Ngudjolo is a former militiaman who joined the Congolese army as a colonel after the 2006 peace agreement. He was arrested and transferred to the ICC in February 2008. The Court charged him with crimes against humanity and war crimes in connection with the February 2003 massacre in Bogoro, a village in the eastern DRC, where Rwanda and Uganda have fought for mineral wealth through local militias. During his trial, Ngudjolo claimed that the Congolese government of President Joseph Kabila planned the attack in order to take back territory that was then in Ugandan hands.
“I am a soldier and that’s my fear,” he told JusticeInfo in the Amsterdam airport detention centre a few days before his expulsion. “The Congolese authorities know I have filed asylum requests. When I get to Congo, I will be arrested for desertion, and not only that! During my trial I filed documents that are classed defence secrets.” This could even carry a death penalty, according to Aprodhec, an association of Congolese diaspora in Belgium. In a May 7 statement, Aprodhec said that if Ngudjolo disappeared, it would “take legal action against any individual or entity suspected of complicity in murder”.
But Ngudjolo’s fears for his security did not move either the Dutch authorities or the ICC. Having acquitted him, the ICC says it is no longer responsible for him, although it cooperated with the Dutch authorities in getting him deported. ICC rules say the transfer of an acquitted person out of the Netherlands should take account of that person’s views, but the ICC preferred to base its action on guarantees from Kinshasa contained in a confidential report. These guarantees are offered by the same government from whom Ngudjolo says he fears reprisals.

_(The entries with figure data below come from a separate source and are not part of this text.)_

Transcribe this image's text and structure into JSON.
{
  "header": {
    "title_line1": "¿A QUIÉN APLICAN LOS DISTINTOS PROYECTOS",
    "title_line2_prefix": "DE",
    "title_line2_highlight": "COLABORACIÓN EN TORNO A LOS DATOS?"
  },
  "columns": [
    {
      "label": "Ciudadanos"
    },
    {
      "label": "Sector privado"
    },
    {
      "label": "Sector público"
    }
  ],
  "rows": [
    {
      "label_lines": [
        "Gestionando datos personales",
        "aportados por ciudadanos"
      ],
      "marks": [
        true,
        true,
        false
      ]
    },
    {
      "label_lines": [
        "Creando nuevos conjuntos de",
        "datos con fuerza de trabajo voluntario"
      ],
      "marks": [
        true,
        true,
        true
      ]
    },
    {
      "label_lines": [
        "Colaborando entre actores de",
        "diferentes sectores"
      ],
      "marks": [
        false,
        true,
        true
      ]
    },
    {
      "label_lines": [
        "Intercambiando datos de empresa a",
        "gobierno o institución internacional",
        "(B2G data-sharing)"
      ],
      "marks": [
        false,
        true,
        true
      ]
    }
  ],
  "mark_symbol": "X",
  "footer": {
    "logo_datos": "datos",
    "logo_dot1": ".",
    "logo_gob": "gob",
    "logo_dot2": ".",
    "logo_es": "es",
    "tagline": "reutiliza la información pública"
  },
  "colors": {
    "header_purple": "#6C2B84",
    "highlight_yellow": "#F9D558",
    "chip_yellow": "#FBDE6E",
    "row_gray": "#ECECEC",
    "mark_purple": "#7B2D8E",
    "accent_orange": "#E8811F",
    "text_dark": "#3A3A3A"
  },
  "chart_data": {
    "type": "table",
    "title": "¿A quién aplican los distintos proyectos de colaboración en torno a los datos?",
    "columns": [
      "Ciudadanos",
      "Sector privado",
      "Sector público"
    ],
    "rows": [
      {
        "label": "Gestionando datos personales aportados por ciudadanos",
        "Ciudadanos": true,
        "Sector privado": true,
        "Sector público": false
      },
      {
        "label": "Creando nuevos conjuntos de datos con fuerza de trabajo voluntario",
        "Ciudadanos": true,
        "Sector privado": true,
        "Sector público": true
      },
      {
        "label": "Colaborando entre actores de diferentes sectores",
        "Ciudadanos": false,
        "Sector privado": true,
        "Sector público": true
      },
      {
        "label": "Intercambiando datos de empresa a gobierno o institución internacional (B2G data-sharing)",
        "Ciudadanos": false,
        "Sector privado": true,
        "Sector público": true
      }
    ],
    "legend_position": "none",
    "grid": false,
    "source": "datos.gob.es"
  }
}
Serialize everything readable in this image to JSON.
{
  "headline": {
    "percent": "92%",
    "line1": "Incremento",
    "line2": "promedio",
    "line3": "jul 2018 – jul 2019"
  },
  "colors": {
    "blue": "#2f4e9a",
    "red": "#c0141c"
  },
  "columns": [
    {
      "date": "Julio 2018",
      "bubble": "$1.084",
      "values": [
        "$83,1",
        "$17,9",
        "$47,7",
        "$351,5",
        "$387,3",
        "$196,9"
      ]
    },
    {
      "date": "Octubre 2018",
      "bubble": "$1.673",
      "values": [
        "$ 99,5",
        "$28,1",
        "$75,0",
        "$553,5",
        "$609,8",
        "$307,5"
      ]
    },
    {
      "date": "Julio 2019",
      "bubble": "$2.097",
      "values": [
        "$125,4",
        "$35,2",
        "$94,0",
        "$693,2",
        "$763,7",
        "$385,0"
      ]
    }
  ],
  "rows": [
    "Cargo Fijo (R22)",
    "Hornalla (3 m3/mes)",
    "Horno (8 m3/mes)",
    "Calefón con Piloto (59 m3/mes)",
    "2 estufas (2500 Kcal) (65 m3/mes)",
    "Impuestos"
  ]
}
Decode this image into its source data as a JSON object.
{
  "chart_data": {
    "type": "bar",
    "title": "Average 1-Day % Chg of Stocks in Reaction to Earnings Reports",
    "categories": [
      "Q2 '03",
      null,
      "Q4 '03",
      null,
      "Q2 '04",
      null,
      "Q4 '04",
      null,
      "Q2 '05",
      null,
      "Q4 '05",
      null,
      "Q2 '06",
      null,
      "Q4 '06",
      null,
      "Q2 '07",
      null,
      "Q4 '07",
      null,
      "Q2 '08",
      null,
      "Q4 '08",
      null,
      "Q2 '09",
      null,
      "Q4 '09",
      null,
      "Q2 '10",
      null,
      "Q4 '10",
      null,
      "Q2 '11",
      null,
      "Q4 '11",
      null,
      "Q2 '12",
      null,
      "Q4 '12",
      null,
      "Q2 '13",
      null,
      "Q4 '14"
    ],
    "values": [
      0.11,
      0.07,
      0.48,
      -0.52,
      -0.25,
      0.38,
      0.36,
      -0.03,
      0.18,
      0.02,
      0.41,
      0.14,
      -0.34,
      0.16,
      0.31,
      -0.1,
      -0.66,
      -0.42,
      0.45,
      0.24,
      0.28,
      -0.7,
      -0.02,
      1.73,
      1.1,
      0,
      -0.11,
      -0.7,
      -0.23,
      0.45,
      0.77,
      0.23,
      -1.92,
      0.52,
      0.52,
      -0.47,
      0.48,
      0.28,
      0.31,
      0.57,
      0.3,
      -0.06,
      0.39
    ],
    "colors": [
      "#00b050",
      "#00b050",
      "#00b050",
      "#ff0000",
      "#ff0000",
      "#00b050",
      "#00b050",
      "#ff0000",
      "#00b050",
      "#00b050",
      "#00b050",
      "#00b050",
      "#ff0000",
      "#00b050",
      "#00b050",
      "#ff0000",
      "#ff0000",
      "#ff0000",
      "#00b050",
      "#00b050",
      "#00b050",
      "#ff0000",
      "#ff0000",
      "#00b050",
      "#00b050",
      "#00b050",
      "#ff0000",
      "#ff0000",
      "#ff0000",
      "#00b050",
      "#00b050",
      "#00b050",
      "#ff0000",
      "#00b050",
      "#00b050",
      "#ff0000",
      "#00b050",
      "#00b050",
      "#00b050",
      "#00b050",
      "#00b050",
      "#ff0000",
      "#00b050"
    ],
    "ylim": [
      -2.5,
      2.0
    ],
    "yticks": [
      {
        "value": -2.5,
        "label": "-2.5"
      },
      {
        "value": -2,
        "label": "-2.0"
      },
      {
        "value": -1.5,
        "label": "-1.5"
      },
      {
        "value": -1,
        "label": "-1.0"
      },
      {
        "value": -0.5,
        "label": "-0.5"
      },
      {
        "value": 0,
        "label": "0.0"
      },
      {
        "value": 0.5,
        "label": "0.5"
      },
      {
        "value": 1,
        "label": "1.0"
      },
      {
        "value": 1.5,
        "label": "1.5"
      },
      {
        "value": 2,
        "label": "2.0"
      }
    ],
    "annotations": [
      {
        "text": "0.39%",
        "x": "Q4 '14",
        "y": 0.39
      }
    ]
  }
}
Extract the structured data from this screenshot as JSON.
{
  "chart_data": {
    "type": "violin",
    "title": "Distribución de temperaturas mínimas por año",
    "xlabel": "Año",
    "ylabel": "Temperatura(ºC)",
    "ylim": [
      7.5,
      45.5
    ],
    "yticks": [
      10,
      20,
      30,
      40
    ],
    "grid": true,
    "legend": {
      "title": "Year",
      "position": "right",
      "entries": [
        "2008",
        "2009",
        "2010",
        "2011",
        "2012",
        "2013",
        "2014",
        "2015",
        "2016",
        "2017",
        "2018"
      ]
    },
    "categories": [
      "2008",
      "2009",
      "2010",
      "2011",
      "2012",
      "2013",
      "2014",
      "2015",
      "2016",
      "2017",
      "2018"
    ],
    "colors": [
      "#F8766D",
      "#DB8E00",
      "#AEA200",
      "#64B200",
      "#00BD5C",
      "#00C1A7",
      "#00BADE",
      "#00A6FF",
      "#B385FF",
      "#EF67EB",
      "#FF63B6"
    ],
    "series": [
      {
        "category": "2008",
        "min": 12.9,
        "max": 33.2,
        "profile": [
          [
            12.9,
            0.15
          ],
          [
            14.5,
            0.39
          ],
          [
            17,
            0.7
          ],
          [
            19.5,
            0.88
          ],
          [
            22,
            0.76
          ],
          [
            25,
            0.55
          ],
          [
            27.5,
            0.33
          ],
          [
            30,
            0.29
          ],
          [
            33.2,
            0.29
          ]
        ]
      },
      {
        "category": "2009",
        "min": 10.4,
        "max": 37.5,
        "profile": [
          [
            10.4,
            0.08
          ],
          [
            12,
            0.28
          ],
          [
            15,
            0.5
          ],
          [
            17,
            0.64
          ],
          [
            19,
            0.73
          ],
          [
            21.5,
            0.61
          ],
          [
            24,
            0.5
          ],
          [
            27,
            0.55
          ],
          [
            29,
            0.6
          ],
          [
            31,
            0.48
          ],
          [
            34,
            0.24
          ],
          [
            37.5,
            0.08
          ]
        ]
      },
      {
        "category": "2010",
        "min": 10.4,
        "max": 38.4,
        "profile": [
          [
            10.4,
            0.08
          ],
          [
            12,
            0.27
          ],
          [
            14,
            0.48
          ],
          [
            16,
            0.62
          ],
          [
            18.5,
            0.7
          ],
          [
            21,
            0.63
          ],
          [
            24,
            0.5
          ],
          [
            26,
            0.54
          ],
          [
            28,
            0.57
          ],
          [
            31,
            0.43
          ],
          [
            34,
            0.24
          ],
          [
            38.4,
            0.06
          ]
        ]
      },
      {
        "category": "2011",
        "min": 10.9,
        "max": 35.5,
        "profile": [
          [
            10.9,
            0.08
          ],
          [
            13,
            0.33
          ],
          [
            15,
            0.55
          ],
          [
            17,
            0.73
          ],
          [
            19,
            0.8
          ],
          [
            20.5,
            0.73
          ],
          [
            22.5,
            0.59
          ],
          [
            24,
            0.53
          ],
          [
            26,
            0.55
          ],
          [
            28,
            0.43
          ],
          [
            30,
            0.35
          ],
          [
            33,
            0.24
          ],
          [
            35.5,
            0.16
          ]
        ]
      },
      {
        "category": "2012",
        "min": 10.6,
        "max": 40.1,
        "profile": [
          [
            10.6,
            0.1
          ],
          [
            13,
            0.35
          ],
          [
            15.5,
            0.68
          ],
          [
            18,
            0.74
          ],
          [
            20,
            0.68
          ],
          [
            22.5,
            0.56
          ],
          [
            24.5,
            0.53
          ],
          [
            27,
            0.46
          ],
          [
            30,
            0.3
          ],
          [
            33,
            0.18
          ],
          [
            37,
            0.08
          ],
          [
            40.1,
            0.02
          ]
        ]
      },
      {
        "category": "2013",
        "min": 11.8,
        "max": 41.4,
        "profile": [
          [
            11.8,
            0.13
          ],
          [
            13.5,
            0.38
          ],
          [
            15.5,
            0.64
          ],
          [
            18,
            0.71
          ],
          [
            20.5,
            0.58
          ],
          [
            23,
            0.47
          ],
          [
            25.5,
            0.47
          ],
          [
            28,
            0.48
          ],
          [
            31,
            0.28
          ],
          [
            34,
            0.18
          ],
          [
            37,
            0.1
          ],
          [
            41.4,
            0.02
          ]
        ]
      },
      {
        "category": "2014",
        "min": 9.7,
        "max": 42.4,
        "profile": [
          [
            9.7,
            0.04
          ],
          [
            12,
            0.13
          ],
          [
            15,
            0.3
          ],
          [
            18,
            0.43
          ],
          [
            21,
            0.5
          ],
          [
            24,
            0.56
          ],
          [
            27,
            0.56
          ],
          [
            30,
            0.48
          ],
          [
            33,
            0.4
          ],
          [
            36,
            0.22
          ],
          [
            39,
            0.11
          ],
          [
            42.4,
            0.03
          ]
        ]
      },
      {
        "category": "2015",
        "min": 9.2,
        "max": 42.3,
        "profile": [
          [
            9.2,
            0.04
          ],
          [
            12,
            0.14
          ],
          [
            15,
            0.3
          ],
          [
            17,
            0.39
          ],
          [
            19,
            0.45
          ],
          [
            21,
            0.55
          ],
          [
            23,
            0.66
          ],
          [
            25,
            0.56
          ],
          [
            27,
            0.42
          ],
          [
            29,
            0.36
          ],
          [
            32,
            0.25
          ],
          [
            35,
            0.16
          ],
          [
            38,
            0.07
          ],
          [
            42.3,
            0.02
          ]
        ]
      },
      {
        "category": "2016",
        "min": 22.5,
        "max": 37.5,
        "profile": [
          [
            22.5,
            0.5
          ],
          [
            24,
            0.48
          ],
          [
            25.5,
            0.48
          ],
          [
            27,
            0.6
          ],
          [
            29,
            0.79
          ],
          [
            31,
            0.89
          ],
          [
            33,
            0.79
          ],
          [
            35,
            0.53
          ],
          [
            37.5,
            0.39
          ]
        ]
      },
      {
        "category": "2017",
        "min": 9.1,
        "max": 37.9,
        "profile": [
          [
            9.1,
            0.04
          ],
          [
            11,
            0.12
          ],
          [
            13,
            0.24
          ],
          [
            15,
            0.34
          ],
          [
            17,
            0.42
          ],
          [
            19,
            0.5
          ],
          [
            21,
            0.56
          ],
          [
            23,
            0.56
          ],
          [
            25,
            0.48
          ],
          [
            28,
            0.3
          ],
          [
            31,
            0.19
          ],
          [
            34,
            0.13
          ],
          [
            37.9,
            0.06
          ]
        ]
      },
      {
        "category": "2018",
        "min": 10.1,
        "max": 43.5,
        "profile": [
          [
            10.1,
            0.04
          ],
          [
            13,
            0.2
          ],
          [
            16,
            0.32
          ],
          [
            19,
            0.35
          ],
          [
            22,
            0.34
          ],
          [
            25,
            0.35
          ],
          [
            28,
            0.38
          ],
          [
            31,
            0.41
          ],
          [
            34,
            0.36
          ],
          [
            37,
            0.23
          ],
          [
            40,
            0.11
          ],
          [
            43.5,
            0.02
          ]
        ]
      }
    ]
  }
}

ICC spokesperson Fadi El Abdallah said Ngudjolo would be safe in the DRC and that he did not run any risks as a result of his ICC trial. The Dutch authorities based their refusal of Ngudjolo’s asylum request on the same report. They do not want the ICC to become an open door to the Netherlands. In addition, like the ICC, the Netherlands does not want to tarnish its relations with Kinshasa.
Ngudjolo’s lawyers say they do not understand. “In a couple of months he’ll disappear and be killed, and the ICC’s witness protection department will have no power,” lawyer Flip Schüller says bitterly. “The Congolese authorities will order an investigation whose results we’ll probably never get.” Human Rights Watch called on the ICC and the Dutch authorities to “closely monitor Ngudjolo’s situation for as long as necessary” to make sure he is safe.
Lawyer Jean-Pierre Kilenda wrote in April to Sidiki Kaba, President of the ICC Assembly of States Parties, calling for “a sensible solution” to avoid Ngudjolo being “sacrificed on the altar of considerations outside the law”. But twenty years after its rebirth in the 1990s, international justice has still not found a solution to the problem of acquitted persons. At the International Criminal Tribunal for Rwanda (ICTR) in Arusha, eight acquitted people and three who have served their sentences live in a safe house paid for by the UN, and are still waiting for host countries, despite negotiations with several countries where their families are living. Unlike the Dutch authorities, Tanzania has not sent them back to Rwanda and tolerates their presence on its territory.